Biden’s 2024 vision: Play 2020 again
President Biden is betting that 2024 voters will prefer continuity over Republican disruption, so he'll ask for a second term by emphasizing what he did in his first — and campaigning on largely the same proposals he ran on in 2020.
Why it matters: His approach is in stark contrast to former President Trump, the leading GOP candidate, who has published a sweeping far-right agenda that would dramatically increase his own power.
- Biden's campaign website does not include an issues page for his second-term agenda. He's expected to offer more details about his plans as the general election approaches.
- For now Biden's team is focusing on Republican policies, blasting the GOP's "extreme MAGA agenda."
- Front and center in their effort: highlighting GOP-led bans on abortion and general Republican opposition to assault weapons bans.
The big picture: Biden's decision to run on his past legislative victories such as the bipartisan infrastructure law and his climate and health care bill — rather than make big promises for new policies — reflects his top advisers' confidence that the country is heading in the right direction.
- But that approach — which the campaign has framed as “finish the job” — has risks.
- Two-thirds of Americans believe the country is on the “wrong track,” more than on Election Day in 2020. Biden's approval rating is stuck in the low 40's — better than Trump's, but not by much. If the economy slips into a recession, Biden's numbers could dip.
Driving the news: On Monday, Biden will launch another “Invest in America” tour. Cabinet officials will hit the road to talk up his infrastructure and manufacturing investments, and economic accomplishments.
Zoom out: Biden's message to fundraisers and supporters — and the outlines of his second-term agenda — essentially are the same proposals he ran on in 2020.
- Asked what Biden would do with a second term, his campaign pointed to the president’s policy proposals in this year's State of the Union.
- In that speech he called for closing tax loopholes for the wealthy, improving access to pre-school and community college, and ensuring paid family medical leave — ideas he ran on last time.
- He's again calling for an assault weapons ban and the need to codify abortion rights in federal legislation.
- Biden has not embraced some of the recent proposals from more liberal Democrats, such as a gun-control constitutional amendment popularized by California Gov. Gavin Newsom, or a $17-an-hour minimum wage, which is being pushed by Sen. Bernie Sanders (I-Vt.).
Zoom in: Biden's campaign aides say they aren't overly concerned about his low poll numbers, in part because the team faced dismal numbers before the 2022 midterms, when Democrats performed better than expected.
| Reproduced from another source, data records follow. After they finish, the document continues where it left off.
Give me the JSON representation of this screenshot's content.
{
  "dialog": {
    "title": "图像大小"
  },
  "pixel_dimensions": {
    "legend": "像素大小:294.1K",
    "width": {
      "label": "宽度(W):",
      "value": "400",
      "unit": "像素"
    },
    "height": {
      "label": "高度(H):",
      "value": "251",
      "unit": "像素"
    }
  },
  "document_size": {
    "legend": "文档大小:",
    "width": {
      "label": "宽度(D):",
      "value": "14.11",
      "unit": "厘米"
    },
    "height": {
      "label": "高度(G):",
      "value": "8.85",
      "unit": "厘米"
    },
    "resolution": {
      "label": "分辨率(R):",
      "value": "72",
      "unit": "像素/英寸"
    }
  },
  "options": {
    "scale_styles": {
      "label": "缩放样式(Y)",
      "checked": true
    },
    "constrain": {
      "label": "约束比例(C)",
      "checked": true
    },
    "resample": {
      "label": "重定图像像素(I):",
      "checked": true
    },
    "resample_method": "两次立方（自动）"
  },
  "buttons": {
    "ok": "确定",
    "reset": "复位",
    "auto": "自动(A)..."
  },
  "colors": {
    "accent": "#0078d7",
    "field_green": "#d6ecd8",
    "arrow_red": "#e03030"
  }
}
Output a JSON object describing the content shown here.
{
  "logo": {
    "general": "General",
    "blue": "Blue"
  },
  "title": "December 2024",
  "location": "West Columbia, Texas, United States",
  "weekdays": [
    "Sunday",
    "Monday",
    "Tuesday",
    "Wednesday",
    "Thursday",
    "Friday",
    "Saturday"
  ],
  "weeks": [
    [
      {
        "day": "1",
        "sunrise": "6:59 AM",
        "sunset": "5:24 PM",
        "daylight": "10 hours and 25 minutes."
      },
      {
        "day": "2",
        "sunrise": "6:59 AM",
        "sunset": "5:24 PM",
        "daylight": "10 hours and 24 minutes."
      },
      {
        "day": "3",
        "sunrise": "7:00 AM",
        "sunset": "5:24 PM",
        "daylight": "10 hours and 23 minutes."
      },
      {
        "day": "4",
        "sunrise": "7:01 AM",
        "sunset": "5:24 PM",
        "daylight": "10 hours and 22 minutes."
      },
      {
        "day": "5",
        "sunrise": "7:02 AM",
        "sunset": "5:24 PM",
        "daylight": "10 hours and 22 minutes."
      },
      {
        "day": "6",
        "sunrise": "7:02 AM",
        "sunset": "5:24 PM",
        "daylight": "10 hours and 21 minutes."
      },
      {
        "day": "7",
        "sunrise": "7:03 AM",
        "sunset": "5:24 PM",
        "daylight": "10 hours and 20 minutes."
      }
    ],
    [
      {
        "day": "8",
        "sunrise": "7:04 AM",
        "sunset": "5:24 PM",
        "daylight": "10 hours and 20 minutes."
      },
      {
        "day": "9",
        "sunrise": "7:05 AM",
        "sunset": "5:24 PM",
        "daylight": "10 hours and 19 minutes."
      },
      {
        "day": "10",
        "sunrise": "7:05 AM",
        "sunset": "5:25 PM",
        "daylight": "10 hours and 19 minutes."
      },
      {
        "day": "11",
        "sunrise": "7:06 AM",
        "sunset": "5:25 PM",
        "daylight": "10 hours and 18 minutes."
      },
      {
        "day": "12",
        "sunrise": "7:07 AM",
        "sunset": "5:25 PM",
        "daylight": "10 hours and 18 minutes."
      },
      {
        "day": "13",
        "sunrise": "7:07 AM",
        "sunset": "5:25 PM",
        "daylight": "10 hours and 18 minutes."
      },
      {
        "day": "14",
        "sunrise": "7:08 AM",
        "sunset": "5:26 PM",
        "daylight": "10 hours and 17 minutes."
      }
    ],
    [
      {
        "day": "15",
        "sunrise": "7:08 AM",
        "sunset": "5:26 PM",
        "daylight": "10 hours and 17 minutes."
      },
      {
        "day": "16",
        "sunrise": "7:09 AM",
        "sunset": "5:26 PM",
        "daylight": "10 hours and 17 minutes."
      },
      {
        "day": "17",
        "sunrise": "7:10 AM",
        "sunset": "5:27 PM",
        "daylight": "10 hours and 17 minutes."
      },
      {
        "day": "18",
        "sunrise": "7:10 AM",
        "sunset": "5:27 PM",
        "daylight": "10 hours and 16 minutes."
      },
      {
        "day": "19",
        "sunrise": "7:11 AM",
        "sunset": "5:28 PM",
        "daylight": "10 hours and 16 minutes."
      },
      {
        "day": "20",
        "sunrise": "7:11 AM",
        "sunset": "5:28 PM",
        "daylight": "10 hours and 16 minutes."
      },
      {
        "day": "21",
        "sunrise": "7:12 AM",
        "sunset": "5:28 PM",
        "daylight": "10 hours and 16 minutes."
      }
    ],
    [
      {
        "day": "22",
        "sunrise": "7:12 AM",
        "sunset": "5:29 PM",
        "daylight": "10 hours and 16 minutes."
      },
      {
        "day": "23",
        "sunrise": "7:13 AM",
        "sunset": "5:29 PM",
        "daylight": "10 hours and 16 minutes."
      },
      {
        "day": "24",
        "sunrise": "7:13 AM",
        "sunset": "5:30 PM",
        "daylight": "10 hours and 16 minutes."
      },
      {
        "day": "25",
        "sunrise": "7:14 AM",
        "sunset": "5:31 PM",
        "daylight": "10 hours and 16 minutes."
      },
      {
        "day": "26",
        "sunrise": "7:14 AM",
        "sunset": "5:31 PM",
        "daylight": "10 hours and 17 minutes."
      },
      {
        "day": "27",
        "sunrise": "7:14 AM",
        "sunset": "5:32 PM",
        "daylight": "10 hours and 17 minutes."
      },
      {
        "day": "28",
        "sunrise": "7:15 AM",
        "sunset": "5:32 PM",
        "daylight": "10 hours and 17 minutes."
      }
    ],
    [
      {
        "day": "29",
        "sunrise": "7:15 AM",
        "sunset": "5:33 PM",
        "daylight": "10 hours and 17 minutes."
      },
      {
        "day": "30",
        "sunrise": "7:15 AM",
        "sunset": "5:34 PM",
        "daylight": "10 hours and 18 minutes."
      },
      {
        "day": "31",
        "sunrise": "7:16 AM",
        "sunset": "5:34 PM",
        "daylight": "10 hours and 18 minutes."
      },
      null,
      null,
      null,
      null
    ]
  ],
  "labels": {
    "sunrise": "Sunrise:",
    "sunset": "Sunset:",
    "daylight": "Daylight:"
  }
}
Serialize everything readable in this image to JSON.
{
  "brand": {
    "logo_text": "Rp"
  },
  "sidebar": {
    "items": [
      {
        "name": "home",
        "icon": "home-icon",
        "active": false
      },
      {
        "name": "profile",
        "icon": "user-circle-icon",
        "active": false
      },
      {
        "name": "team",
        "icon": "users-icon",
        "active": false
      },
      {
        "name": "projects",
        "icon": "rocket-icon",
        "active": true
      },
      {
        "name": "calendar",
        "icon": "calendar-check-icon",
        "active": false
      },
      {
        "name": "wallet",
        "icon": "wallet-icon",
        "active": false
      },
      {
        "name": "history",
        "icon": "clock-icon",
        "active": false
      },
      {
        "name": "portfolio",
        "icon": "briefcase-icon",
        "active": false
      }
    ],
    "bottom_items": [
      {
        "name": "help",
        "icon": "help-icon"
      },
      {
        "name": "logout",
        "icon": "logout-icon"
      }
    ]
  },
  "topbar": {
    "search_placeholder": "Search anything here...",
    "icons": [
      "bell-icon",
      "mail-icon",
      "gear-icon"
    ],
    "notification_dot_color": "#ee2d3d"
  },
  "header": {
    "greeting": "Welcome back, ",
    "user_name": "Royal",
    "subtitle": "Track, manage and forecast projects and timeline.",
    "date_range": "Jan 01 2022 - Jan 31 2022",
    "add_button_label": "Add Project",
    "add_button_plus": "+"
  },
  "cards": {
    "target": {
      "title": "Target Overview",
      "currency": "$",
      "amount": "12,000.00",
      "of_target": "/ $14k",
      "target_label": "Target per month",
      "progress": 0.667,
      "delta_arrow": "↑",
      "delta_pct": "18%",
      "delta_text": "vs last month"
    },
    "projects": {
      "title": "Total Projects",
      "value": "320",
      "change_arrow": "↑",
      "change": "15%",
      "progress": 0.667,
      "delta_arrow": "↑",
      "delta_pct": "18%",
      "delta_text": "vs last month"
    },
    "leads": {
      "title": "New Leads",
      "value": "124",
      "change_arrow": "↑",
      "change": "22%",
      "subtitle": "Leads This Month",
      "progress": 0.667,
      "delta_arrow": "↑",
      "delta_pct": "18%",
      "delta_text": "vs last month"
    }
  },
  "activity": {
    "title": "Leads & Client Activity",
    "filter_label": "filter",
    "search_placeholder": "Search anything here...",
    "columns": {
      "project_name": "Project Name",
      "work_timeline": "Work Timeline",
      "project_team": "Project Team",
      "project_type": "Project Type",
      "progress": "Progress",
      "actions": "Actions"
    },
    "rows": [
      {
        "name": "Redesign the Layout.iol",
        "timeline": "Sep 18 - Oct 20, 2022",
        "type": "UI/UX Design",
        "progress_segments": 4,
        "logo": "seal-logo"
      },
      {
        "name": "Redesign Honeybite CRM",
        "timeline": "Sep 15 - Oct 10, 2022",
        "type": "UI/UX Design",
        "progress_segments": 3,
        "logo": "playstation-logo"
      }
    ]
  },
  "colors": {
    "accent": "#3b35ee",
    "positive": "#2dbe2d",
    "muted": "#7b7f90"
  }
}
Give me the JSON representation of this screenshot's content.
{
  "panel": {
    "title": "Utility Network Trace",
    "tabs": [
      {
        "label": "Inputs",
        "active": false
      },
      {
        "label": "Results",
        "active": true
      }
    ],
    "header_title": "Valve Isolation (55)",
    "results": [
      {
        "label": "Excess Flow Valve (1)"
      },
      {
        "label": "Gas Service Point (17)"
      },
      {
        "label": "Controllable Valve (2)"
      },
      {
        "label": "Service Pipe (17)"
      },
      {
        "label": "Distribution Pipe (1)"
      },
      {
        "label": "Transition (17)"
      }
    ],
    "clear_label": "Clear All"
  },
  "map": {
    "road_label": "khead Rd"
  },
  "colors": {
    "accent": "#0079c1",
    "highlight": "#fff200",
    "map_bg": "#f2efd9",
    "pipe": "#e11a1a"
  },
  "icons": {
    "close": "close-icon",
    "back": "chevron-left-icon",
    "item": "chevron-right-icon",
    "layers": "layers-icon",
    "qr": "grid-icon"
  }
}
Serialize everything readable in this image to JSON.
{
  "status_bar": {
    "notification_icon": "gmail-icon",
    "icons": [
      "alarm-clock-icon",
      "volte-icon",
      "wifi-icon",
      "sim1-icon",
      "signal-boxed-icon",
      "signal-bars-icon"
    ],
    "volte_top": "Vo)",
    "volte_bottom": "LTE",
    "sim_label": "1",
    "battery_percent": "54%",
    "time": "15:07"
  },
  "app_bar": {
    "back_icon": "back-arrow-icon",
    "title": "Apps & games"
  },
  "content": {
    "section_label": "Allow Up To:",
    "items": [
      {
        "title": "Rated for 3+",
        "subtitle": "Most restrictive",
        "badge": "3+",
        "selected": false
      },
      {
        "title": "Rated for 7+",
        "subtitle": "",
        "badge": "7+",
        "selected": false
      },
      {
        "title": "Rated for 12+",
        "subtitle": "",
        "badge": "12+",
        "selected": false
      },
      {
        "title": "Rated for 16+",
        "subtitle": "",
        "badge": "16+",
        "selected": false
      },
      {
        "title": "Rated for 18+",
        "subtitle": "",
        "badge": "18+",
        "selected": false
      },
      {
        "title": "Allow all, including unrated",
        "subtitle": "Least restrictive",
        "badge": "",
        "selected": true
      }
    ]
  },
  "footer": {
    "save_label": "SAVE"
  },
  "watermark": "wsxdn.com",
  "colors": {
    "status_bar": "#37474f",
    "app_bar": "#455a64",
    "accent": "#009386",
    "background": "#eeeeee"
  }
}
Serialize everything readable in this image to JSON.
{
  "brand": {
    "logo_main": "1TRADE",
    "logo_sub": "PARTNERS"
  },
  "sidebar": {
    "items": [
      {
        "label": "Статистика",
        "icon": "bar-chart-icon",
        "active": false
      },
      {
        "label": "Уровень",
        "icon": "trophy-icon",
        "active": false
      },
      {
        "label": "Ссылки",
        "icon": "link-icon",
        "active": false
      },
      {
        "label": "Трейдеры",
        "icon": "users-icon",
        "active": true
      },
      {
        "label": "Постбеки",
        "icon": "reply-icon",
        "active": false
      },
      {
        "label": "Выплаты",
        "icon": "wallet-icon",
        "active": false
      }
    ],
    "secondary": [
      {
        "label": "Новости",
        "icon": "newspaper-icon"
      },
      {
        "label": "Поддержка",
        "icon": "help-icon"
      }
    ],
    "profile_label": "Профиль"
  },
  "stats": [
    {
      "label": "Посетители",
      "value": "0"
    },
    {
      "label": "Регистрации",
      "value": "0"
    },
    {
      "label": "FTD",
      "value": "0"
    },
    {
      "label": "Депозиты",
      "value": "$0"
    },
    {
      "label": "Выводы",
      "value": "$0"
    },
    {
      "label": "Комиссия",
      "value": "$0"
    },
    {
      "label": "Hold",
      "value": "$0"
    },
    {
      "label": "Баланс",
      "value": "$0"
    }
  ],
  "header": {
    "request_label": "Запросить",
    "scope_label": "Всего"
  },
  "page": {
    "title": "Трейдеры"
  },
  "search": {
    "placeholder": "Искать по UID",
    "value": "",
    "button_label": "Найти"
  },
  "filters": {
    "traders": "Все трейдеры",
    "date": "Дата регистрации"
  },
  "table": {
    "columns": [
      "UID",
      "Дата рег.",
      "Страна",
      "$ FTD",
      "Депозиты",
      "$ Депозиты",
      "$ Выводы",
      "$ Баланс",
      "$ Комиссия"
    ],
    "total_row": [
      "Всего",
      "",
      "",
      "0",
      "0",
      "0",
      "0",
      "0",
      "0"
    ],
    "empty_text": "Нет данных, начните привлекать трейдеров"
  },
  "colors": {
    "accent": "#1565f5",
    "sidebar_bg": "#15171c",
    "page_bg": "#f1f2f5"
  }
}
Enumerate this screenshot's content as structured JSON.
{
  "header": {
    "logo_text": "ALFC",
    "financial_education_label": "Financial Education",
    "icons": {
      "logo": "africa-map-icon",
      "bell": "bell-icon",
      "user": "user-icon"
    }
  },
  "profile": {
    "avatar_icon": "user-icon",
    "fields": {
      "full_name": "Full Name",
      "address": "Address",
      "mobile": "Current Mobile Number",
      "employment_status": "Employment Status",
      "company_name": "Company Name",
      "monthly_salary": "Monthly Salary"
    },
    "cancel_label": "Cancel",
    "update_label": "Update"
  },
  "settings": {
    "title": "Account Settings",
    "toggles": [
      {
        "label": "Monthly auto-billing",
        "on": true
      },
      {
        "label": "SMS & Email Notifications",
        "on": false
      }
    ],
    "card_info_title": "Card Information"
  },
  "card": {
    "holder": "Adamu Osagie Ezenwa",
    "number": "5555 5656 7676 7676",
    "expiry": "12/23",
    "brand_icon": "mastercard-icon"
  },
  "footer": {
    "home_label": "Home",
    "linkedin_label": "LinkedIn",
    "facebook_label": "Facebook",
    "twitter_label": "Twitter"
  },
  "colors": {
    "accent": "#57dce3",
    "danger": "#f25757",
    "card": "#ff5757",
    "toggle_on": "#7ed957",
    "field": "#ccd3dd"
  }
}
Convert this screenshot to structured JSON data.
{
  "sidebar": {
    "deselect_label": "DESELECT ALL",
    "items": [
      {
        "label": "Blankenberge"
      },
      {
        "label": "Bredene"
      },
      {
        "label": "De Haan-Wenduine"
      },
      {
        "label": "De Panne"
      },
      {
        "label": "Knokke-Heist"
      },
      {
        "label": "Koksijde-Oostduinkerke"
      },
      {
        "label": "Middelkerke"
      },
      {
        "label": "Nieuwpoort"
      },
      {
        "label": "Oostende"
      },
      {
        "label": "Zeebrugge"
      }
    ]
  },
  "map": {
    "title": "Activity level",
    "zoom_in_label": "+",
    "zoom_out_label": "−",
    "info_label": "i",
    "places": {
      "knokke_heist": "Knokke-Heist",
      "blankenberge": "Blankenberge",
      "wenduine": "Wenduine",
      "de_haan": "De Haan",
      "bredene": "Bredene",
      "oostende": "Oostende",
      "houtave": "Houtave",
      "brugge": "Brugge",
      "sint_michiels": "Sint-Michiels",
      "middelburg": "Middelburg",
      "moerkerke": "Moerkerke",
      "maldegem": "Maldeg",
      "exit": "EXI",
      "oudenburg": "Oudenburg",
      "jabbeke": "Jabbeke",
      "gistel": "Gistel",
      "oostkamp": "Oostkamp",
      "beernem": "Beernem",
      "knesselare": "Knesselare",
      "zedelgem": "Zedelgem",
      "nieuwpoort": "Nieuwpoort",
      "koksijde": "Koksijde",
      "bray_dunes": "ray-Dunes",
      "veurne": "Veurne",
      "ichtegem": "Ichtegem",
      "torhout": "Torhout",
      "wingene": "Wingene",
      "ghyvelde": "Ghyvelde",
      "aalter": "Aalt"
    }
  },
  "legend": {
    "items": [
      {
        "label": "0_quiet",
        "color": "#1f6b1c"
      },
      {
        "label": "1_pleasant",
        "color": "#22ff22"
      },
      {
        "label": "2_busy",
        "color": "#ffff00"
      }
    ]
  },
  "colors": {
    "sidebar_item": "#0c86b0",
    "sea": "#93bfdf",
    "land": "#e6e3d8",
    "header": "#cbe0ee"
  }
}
- Asked last November what he planned to do differently in 2023 and 2024, Biden replied: "Nothing, because they're just finding out what we're doing…the more they know about what we're doing, the more support there is."
- Biden frequently mentions his $280 billion Chips and Science Act, which was designed to counter China by investing in America's technology industry.
Flashback: In July 2020, Biden gave a series of meaty speeches to lay out his "Build Back Better" agenda, which called for more than $2.7 trillion for American manufacturing, clean energy technology and infrastructure.
- He also proposed spending an additional $775 billion for working parents and caregivers.
- Faced with a 50-50 Senate in his first two years, he had those ambitions trimmed to a $1.1 trillion infrastructure bill and a $740 billion climate and health care bill.
- Both were significant accomplishments, but smaller than Biden had imagined.
Bottom line: Instead of dwelling on what he didn't accomplish — such as paid family leave or increasing the corporate tax rate — Biden will take a victory lap to remind Americans what he's done.